Ouvi muito essas canções curtindo minha paixão totalmente não correspondida por uma menina linda e bobinha chamada Larissa, que logo depois da faculdade engravidou de um advogadinho rico e sumiu na poeira do centro oeste paulista. Na época a gente morava no mesmo prédio e ela era meio brigada com as meninas da sua república. Aí praticamente morava lá em casa. Gravei fitas pra ela com Caetano cantando “Nosso Estranho Amor” (Não quero sugar todo o seu leite/ Nem quero você enfeite do meu ser/ Apenas te peço que aceite o meu louco querer) e o Jorge Mautner cantando “Lágrimas Negras”. Sintomático.
Enquanto isso dichavava minha frustração e solidão no meio do apartamento sempre movimentado ouvindo “Satellite of Love”, do Lou Reed, as baladas do “Rain Dogs”, tipo “Blind Love”, todo o “Astral Weeks” e dos discos do Nélio, a versão de “Just Like a Woman” do Dylan no “Before the Flood” e é claro, muito Leon Russell. Lembranças de bons, bonitos, quentes e dolorosos dias.

8 comentários:

Rodrigo Roll disse...

Sérgio Sampaio é maravilhoso e “The Last Waltz” um dos melhores filmes sobre musica...
belo post!

POBRE MEU BLOG disse...

Valeu Rodrigo. Apareça sempre.

Pedro. disse...

Belíssimo post para iluminar a cidade e os tempos de outrora.

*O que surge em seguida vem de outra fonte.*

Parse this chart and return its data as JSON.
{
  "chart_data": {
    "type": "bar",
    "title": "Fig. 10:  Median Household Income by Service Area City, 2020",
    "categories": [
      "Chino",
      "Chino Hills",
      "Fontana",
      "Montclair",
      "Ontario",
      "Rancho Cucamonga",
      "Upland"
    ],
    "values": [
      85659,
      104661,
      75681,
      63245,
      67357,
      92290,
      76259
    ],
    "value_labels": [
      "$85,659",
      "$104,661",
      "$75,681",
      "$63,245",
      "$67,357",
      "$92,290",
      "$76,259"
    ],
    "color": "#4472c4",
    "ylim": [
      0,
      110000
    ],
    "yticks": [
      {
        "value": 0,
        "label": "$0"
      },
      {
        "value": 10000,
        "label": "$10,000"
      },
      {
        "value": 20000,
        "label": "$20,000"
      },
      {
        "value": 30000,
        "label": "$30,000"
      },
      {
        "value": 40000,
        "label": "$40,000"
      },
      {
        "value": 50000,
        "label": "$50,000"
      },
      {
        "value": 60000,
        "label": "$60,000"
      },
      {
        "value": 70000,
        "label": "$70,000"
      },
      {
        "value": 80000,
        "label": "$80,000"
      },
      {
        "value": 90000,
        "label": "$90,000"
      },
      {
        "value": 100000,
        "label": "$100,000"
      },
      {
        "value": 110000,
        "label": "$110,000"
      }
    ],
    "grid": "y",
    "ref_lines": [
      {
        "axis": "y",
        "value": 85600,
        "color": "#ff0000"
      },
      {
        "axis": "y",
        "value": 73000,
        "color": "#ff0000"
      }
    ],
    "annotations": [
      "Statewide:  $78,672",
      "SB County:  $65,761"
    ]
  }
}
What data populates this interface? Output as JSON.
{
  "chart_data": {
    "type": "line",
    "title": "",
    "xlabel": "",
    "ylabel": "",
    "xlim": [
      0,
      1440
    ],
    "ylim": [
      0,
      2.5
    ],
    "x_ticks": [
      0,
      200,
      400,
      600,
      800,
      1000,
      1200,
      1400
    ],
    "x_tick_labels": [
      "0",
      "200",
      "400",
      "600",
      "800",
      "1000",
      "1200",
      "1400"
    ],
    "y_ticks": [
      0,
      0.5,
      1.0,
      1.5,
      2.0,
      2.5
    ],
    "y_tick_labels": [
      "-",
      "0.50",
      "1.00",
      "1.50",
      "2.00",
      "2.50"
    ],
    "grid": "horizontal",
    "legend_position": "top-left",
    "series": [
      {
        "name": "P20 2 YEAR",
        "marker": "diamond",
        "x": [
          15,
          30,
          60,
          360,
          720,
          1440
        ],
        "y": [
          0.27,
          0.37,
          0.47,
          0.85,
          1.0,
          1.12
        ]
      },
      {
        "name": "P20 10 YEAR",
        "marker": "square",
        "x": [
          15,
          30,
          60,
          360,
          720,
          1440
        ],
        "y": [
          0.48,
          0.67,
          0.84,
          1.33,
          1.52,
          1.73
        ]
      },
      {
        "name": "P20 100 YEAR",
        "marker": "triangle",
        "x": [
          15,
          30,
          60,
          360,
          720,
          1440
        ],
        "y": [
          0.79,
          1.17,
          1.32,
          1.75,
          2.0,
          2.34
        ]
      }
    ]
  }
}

Pra mim é sempre bom saber um pouco mais do seu primeiro período bauruense,importante e formativo. Pessoas, discos e referências. O meu período bauruense foi uma escola de aperfeicoamento de escuta crítica de música popular e rock. Um período que aprendi a ouvir o que já conhecia de maneira diferente e onde conheci muita coisa nova. Isto tudo eu devo a você, que com boa dose de didatismo me revelou a velhice do meu espírito e me devolveu a juventude com seus preciosos discos. Fun House, Loaded, Ziggy Stardust, Ok Computer (que ouvimos assim que foi lancado),Fellini, Racionais & muitos outros. Este é o Sérgio que eu conheco. A você um grande abraco.Pedro.
Pedro.

Sid disse...

Cara, viajei no post ...Leon Russel e Sergio Sampaio..
Eu viajei de trem... tenho isso em casa, desde sempre !!
Tuas estorias parecem minhas tb, rsrsrs

Valeu, veio !!


Sid

Anônimo disse...

Caralho!! Eu tenho esse vinil. Ganhei da ex mulher do meu tio quando era pivete. Aliás ela foi responsavel por minha educação musical..rsrs... me apresentou Bob Dylan, Supertramp, Pink Flyd, Police, Alice Chains.. e etc..
Boas lembraças!!
Belo texto
Abraço!

R.R disse...

Caralho!! Eu tenho esse vinil. Ganhei da ex mulher do meu tio quando era pivete. Aliás ela foi responsavel por minha educação musical..rsrs... me apresentou Bob Dylan, Supertramp, Pink Flyd, Police, Alice Chains.. e etc..
Boas lembraças!!
Belo texto
Abraço!

Gustavo Martins disse...

Prezado Sérgio:

Viaqjávamos em Allman Brothers desde a adolescência, coisa rara no Brasil; mas Midnight Rider ouvimos pela primeira vez na voz do Ed Motta, com o Bues Etílicos fazendo o instrumental. Isso ao vivo, aqui em Curitiba, na falecida casa Coração Melão.

Agora que nossa vontade atiçou, vamos atrás do Leon Russel.

Fica a dica de uma banda protegida do Harrison, de contrapartida: BAD FINGER

POBRE MEU BLOG disse...

Pois é amigos ...essas velharias todas marcam a gente. Abraço e obrigado pela visita.